A recent report from the trading desk at SunTrust Robinson Humphrey noted that late last week basically only two sectors were being bought, and that was technology and financials. We noted recently that technology was continuing its leadership in the markets.

The SunTrust traders also focused in on some of the stocks that the investors were buying, some of which look like outstanding ideas for not only the near term but solid trades for the rest of 2018. Here we focus on five that have a large following across Wall Street.

Applied Materials

This semiconductor capital equipment leader has one of the broadest ranges of exposure to 3D NAND and Foundry display, and it is also on the Stifel Select List. Applied Materials Inc. (NASDAQ: AMAT) is the global leader in precision materials engineering solutions for the semiconductor, flat panel display and solar photovoltaic industries. Applied Material’s technologies help make innovations like smartphones, flat screen TVs and solar panels more affordable and accessible to consumers and businesses around the world.

The analysts are very positive on the stock, and see Applied Materials benefiting not only on the semiconductor side of the business but also from larger, higher resolution and flexible screens on the display side of the business. It may still be one of the best technology values available for investors today. Some Wall Street analysts see continued FinFET capacity expansion (10nm/14nm/16nm) and transition to 3D NAND, with DRAM spending remaining strong this year.

Semiconductor and Display markets are strong. Many feel there are five top reasons to own the shares: semiconductor capital equipment strength, OLED, investments from China, valuation and $4 in earnings per share in two years.

Applied Materials investors are paid a 1.34% dividend. The Wall Street consensus price target is at $69.90. The stock traded early Wednesday at $60.00. The 52-week trading range for the shares is $37.41 to $62.40.

Hewlett Packard Enterprise

This company was part of the big split in operations at the iconic Hewlett-Packard. Hewlett Packard Enterprise Co. (NYSE: HPE) is now an industry leading technology company that enables customers to go further, faster. With the industry’s most comprehensive portfolio, spanning the cloud to the data center to workplace applications, the company’s technology and services help customers around the world make IT more efficient, more productive and more secure.

The company operates under four segments: Enterprise Group (50% of revenue) has servers, storage, networking hardware and Technology Services. Enterprise Services (37%) has a broad IT outsourcing focus. Software (7%) and Financial Services (7%) make up the remaining portfolio. The company has leading market share across many of its businesses.

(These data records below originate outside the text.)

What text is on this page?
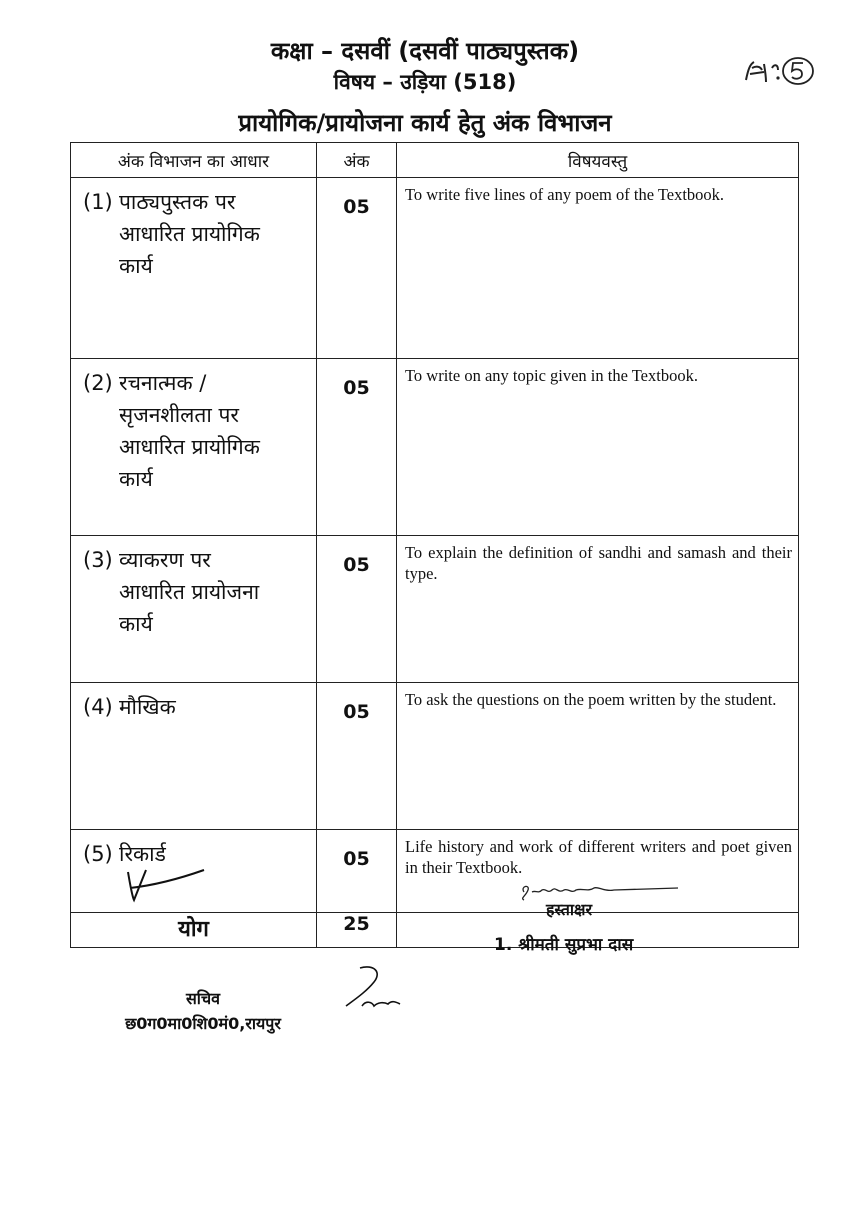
कक्षा – दसवीं (दसवीं पाठ्यपुस्तक)
विषय – उड़िया (518)
प्रायोगिक/प्रायोजना कार्य हेतु अंक विभाजन
अंक विभाजन का आधार	अंक	विषयवस्तु

(1) पाठ्यपुस्तक पर
आधारित प्रायोगिक
कार्य	05	To write five lines of any poem of the Textbook.

(2) रचनात्मक /
सृजनशीलता पर
आधारित प्रायोगिक
कार्य	05	To write on any topic given in the Textbook.

(3) व्याकरण पर
आधारित प्रायोजना
कार्य	05	To explain the definition of sandhi and samash and their type.

(4) मौखिक	05	To ask the questions on the poem written by the student.

(5) रिकार्ड	05	Life history and work of different writers and poet given in their Textbook.
योग	25	
हस्ताक्षर
1. श्रीमती सुप्रभा दास
सचिव
छ0ग0मा0शि0मं0,रायपुर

Hewlett Packard Enterprise also has a partnership with Microsoft that offers new innovation in Hybrid Cloud computing through Microsoft Azure and Hewlett Packard Enterprise infrastructure and services, as well as new program offerings. The extended partnership appoints Microsoft Azure as a preferred public cloud partner.

Shareholders receive a 1.59% dividend. The posted consensus price target is $19.13. The shares traded just shy of that level Wednesday morning at $18.95. The 52-week trading range for the company is $12.70 to $19.48.